Email del 17 de octubre 2018

Leah Saulnier. Bullshitter (Unknown year. Ni falta que hace)

«Siempre recordaré con nostalgia… ¿Nostalgia, yo?
Siempre recordaré con cariño… ¿Cariño? ¡Qué cojones es eso!
Siempre recordaré…»
(Adagio de los depravados. Versos 78-79-80)

Me gusta vivir entre vacas. Las prefiero a la mayor parte de humanos. Pero también me lo paso en grande rodeado de perros, gatos, cerdos, cabras, ovejas, velociraptores de plástico fabricados en China o Taiwan, armarios roperos empotrados, sandalias gladiadoras sin pies en el interior, mucosidades alienígenas esputadas con precisión, prospectos troceados y supositorios de glicerina. ¡Y guillotinas! Nadie necesita que le recuerde que está aquí, en esto que llamamos existencia, porque sus padres, y antes los padres de sus padres, intentaron obtener un poquito de placer de un jodido y rápido polvo. Claro que entonces quizá no se denominaban así. Para ellos significaba amor puro y duradero, semejante al que representan un par de alianzas de oro con incrustaciones de piedrecitas refulgentes parecidas a las que intenta vender el canal Galería del Coleccionista. Yo colecciono desacuerdos, emociones tiroteadas, fluidos corporales repletos de virus, vacilos y gérmenes, inmundicias amarillentas poco o nada compactadas.

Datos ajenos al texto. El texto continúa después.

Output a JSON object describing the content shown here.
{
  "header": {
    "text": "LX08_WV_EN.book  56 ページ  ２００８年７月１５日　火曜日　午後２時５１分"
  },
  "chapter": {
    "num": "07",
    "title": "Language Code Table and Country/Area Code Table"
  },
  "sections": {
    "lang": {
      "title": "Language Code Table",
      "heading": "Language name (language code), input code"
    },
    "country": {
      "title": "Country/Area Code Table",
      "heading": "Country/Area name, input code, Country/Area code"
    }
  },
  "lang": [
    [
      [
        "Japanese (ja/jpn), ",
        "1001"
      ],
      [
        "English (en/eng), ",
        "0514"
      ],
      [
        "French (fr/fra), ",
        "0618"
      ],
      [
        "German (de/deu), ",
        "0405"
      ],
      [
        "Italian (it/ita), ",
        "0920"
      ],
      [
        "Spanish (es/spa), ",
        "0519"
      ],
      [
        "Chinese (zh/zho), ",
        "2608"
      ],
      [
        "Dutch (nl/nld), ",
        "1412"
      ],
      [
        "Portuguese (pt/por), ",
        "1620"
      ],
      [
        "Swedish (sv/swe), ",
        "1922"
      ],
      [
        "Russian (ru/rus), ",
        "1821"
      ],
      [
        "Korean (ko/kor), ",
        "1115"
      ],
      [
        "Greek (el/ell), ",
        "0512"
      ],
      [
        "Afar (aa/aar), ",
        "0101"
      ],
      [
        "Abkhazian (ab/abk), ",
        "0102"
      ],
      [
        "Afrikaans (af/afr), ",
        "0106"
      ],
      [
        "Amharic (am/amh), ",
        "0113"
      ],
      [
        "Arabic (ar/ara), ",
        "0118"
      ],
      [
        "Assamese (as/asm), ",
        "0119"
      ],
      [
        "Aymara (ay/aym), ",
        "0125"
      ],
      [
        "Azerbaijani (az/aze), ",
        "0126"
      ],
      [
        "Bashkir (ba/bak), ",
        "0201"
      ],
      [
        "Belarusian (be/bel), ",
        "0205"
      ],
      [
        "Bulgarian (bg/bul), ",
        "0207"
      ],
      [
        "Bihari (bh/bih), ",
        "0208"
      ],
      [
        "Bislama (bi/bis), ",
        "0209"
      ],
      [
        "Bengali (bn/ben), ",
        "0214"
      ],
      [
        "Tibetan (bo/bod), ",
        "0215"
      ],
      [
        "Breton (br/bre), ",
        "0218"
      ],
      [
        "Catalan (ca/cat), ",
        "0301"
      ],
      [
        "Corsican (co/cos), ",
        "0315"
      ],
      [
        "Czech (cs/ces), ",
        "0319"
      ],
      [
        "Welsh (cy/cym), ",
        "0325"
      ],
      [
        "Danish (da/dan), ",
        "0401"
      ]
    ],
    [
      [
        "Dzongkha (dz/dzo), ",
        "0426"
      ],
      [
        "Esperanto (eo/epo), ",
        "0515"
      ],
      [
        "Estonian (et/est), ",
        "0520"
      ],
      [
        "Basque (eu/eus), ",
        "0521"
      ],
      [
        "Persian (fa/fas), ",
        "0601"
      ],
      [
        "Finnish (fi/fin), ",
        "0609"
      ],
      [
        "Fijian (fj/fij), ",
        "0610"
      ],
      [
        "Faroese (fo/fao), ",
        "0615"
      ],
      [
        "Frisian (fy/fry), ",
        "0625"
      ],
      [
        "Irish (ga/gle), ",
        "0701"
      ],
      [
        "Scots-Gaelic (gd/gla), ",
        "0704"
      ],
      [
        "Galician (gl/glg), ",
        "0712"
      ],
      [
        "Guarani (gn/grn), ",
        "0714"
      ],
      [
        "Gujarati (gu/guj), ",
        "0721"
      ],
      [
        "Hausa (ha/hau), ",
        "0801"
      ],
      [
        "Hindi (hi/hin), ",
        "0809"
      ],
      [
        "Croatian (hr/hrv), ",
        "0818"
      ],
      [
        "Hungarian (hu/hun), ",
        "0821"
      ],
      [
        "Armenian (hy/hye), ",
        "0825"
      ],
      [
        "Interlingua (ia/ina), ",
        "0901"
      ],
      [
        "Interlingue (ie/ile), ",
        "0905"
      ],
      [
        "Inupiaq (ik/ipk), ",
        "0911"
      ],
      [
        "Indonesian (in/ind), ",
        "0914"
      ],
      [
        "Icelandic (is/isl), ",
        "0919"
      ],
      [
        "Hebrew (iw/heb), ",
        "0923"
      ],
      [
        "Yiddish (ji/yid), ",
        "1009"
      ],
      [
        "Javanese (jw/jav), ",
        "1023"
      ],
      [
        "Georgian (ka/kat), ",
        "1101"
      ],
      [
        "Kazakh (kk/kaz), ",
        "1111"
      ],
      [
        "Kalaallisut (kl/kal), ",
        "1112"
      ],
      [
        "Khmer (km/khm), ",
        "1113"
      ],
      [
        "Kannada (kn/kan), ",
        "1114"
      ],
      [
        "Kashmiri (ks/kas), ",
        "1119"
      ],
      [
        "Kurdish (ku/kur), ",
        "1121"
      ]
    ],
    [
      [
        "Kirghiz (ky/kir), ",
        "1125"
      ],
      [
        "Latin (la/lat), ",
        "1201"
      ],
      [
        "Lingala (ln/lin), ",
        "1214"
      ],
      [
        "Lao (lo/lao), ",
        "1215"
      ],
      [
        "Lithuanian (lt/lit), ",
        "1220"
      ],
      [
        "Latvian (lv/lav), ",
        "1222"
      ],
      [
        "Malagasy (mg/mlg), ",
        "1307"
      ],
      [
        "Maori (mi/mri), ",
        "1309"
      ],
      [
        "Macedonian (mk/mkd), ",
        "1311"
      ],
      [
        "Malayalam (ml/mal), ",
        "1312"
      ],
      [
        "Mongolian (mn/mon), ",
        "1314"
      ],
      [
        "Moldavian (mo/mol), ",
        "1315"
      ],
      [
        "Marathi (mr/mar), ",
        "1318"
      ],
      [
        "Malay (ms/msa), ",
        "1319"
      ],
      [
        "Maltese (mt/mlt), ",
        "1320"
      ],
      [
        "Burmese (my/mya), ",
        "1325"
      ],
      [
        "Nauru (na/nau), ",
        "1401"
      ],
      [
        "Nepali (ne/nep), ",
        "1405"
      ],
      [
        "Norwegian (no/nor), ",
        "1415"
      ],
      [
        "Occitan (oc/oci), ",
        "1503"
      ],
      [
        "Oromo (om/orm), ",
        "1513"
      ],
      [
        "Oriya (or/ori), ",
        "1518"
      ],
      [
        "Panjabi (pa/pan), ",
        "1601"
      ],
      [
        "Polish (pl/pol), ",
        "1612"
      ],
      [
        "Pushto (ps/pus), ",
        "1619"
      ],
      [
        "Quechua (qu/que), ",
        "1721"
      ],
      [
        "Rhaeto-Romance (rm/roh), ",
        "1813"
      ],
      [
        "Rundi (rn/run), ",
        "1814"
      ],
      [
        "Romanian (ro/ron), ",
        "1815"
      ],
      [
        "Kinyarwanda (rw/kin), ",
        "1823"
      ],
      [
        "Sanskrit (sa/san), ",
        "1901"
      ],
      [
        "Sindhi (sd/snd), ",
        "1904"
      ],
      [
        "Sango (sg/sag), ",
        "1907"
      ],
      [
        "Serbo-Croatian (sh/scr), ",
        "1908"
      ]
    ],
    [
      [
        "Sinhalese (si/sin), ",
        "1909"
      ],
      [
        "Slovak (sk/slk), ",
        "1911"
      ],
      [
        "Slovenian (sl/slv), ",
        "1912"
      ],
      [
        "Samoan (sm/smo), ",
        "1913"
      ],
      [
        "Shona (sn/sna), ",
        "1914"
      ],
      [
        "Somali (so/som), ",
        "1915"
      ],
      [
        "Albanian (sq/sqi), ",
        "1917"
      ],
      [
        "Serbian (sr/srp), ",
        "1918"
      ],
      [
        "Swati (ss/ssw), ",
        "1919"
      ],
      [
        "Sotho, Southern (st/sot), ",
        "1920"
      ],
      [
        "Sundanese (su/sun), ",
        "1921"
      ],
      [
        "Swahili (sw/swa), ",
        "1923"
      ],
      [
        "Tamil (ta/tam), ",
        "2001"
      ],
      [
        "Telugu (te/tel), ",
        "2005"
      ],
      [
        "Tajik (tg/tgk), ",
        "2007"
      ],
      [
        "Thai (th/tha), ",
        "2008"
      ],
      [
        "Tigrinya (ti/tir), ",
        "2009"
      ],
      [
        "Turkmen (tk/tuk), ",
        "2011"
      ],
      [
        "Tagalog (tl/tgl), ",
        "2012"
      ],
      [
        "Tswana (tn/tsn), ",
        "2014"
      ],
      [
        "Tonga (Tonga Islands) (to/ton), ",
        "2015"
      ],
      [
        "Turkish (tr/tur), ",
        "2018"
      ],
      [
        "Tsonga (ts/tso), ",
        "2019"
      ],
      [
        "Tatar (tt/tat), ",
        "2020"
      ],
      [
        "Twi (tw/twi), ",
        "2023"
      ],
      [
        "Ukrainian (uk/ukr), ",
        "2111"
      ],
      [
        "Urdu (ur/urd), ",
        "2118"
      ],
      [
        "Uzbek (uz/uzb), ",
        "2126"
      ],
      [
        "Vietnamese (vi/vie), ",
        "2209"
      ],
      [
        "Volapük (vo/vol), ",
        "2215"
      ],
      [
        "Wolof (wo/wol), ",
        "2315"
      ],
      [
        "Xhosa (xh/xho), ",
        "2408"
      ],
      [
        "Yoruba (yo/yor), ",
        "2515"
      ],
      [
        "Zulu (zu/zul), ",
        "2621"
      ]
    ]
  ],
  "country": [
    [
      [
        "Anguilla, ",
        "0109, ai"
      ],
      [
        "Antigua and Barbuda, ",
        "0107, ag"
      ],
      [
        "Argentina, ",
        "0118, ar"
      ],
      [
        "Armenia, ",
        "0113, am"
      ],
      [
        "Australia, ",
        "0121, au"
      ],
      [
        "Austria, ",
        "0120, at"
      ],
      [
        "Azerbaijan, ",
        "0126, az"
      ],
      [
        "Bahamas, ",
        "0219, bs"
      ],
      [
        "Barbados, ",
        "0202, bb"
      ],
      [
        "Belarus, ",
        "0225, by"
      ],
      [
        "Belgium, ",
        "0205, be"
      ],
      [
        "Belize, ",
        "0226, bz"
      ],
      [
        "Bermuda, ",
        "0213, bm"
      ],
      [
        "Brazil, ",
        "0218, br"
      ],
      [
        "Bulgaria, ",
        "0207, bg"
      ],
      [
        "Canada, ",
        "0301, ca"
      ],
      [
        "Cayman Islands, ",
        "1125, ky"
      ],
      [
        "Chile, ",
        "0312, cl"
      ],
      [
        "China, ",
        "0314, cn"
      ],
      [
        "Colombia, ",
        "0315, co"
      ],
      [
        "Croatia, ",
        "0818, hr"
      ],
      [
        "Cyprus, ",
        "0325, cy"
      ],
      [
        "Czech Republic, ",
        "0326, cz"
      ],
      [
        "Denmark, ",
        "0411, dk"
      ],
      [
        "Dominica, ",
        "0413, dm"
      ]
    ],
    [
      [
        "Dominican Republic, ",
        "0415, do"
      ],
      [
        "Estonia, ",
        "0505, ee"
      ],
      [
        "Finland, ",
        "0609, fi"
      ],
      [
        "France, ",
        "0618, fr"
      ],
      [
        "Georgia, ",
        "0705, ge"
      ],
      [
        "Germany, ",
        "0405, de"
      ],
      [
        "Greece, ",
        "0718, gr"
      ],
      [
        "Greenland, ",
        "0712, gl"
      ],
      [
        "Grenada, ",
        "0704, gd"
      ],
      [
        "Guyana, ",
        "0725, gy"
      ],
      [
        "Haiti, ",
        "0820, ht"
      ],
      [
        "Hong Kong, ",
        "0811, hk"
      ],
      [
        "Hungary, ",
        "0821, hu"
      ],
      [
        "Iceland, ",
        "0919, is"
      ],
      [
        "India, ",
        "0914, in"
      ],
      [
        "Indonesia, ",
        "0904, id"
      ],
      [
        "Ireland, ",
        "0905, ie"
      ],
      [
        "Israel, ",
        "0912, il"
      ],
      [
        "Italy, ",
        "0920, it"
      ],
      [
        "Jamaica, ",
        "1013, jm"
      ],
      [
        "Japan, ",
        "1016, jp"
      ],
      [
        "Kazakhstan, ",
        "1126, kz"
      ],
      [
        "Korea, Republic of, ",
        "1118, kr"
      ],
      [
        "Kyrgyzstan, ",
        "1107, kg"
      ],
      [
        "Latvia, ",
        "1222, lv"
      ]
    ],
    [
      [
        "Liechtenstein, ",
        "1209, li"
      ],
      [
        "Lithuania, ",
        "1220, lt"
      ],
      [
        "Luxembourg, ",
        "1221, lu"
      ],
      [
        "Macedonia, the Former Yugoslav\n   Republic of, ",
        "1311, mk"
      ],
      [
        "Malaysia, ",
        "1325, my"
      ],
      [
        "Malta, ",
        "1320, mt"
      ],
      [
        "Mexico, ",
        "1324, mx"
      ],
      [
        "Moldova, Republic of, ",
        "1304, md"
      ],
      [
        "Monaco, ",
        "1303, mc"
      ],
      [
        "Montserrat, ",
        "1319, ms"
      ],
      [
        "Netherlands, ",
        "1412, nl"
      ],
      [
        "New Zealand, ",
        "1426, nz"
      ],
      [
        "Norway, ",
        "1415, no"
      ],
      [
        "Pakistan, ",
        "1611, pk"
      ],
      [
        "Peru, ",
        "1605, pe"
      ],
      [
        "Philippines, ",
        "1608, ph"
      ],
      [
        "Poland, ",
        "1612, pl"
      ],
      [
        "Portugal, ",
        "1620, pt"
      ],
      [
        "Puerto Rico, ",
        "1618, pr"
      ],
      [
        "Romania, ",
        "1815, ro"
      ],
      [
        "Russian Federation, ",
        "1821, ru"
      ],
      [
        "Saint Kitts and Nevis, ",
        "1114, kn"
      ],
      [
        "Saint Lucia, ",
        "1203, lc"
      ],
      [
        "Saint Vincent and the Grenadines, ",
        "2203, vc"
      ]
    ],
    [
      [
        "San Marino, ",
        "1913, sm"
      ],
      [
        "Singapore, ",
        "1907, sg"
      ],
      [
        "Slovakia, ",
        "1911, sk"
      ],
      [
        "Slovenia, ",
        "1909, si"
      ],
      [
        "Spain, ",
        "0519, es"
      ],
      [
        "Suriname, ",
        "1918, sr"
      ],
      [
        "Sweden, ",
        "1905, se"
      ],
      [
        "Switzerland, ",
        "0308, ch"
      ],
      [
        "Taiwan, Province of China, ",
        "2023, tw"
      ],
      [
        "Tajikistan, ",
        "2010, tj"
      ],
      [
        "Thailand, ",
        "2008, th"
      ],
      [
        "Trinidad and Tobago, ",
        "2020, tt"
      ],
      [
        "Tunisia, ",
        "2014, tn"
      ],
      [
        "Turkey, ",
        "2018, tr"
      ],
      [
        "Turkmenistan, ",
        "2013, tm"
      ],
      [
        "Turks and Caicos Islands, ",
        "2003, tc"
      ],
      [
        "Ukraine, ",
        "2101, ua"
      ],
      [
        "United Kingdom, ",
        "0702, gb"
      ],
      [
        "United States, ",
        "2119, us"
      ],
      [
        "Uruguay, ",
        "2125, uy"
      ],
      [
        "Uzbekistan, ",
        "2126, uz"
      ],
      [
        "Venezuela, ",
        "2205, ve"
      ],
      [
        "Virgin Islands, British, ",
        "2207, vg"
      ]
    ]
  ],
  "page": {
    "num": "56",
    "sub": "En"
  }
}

«Hecho de menos acariciarte… Jajajaja. ¡Esa si que es buena!
Hecho de menos oler tu piel y beber de tu boca… Sinceramente, yo prefiero oler y beber mistela.
Hecho de menos…»
(Adagio de los depravados. Versos 189-190-191)

Adoro oler el estiércol. El estiércol que producen las vacas. Lo prefiero a oler el de los humanos. Pero también me lo paso en grande olisqueando el de perros, gatos, cerdos, cabras y ovejas. Me recuerda que en otra vida cagaba. ¡Sí! ¡Qué lejos queda todo aquello! No me refiero al hecho de defecar, sino a todo lo que implicaba tener que comportarse como un invento fallido. Como un conjunto peligrosamente equilibrado de sensaciones enfermizas a punto de detonar. En otras palabras, como un individuo nacido de madre. Supongo que cualquiera que lea este texto será capaz de distinguir -o por lo menos definir en su correcto significado- el vocablo «individuo». Tampoco es algo que me quite el sueño, sobre todo porque soy insomne. Gracias a ese padecimiento podré salir de la cárcel en trescientos o cuatrocientos años a lo sumo, cuando vierta los restos de un bukake antiguo y muy concurrido en la planta potabilizadora de la ciudad donde vivo. ¡Porque yo vivo! ¡Yo vivo! Aunque si lo que creo que es vivir es vivir, debería pensar en morir y morir. Dos veces, es decir, doble acción, seguridad máxima.

«Me gusta ver rielar a las margaritas… ¡A mí pisotearlas!
Me gusta sentir las sonrisas de los niños… ¡Piensa que esos niños crecerán y se convertirán en alcahuetes y psicópatas!
Me gusta…»
(Adagio de los depravados. Versos 234-235-236)

P.D.
¿Salir a la calle con un polar sin camiseta debajo es de guarros, miserables o inadaptados? ¿O incluso de depravados?